Dr. David Juurlink, head of clinical pharmacology and toxicology at Toronto's Sunnybrook Health Sciences Centre, is writing a review on the safety of chloroquine and hydroxychloroquine. 

Trump suggested using hydroxychloroquine together with an antibiotic based on the results of a small study by French researchers. 

Juurlink said that study involved just 36 patients on using hydroxychloroquine and azithromycin as a treatment for COVID-19 — research with "so many holes you could drive a truck through it," he said. 

Normally, an antibiotic is never recommended to treat a virus.
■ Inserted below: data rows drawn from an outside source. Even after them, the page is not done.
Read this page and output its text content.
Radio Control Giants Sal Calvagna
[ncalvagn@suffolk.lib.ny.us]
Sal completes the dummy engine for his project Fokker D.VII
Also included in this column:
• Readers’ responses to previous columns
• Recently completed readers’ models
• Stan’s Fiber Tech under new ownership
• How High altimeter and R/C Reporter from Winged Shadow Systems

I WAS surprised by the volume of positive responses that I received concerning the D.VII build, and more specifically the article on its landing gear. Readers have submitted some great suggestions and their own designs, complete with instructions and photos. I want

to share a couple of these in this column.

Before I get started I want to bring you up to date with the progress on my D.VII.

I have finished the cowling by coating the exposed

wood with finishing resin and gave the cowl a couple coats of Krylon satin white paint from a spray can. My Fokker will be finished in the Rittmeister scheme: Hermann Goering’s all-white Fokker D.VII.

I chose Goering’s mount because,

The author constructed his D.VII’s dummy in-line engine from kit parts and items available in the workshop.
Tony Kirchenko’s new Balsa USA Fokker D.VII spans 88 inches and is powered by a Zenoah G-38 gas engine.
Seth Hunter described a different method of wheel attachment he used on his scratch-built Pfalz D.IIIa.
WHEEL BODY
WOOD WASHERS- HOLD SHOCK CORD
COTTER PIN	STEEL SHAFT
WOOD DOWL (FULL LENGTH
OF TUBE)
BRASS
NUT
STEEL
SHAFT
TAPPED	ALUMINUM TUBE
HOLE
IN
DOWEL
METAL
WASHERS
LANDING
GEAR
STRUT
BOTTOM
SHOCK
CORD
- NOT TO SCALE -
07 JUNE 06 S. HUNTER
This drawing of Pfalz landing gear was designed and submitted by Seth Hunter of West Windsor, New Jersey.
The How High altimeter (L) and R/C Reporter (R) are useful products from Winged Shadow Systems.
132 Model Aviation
But the antibiotic and antimarlarial combination has off-target effects beyond what it was designed to do, infectious disease experts say.

Juurlink said he's concerned about possible toxic overdoses from chloroquine and hydroxychloroquine and side-effects such as:

  • Irregular heartbeat.
  • Low blood sugar.
  • Mood changes and psychosis.

"These are not drugs to be toyed with," Juurlink said.

In Arizona, a man died and his wife was hospitalized after taking a nonmedical form of chloroquine used to fight parasites in aquariums.
 
"Given the uncertainty around COVID-19, we understand that people are trying to find new ways to prevent or treat this 
virus, but self-medicating is not the way to do so," said Dr.  Daniel Brooks, medical director of the poison and drug 
information centre at Arizona-based Banner Health. 

Trial to protect hospital staff

The only way to tell if a treatment really works is to randomly assign a large number of patients to either take it or a placebo. Even then, rarer side-effects may not crop up until years later, once more people have taken the medication.

In the U.S. and Canada, doctors and pharmacists said hoarding hydroxychloroquine for COVID-19 could hurt others, such as those who take the drug long term to keep chronic inflammatory diseases like lupus under control.

Pharmaceutical companies in Canada and worldwide are donating hydroxychloroquine to help medical researchers collect high-quality data on the safety and effectiveness of using the medication to treat COVID-19.

Dr. Kevin Kain is an infectious disease physician at Toronto General Hospital, where he's part of a team of researchers designing a randomized placebo-controlled trial into the safety and efficacy of using hydroxychloroquine prophylactically to prevent COVID-19 infection. Their goal is to protect front-line health-care workers in emergency departments and intensive care by preventing the infection from taking root. 

"This seems like the appropriate, high-risk group to establish that it works," Kain said. "Right now, people are using it without good evidence. I was around long enough to remember SARS, where a number of treatments were tried without appropriate trials, and in retrospect, a lot of those things actually caused harm."

An undated electron microscope image shows SARS-CoV-2, the virus that causes COVID-19, orange, emerging from the surface of cells, green, cultured in the lab. Chloroquine seems to facilitate entry of zinc to kill the virus. (NIAID-RML/The Associated Press/The Canadian Press)

In the lab, chloroquine works by suppressing the growth of coronaviruses such as SARS and  SARS-CoV-2, the virus that causes COVID-19, the French researchers said.

"It isn't entirely clear, but there's intriguing evidence that if you can get high levels of a mineral called zinc … inside a cell that's infected, it will inhibit replication of coronaviruses," Kain said. "Taking a lot of zinc by mouth doesn't do this because getting zinc into a cell is tightly regulated. Chloroquine seems to facilitate it getting into the cell."

Elsewhere in the world, Doctors Without Borders is preparing to treat patients with COVID-19, potentially with chloroquine or hydroxychloroquine. The medical charity operates in more than 70 countries.

Jason Nickerson, humanitarian affairs adviser for Doctors Without Borders in Ottawa, said if a treatment stops the severe illness from COVID-19, then it would be incredibly beneficial, particularly in countries with less resourced health systems.

"How do we get these new technologies, once they're developed, to patients in all countries, everywhere?"

He called on governments worldwide to apply policies to ensure technologies like drugs that are developed with public funds remain affordable and globally accessible, since in a pandemic, the virus needs to be stamped out everywhere to protect people everywhere.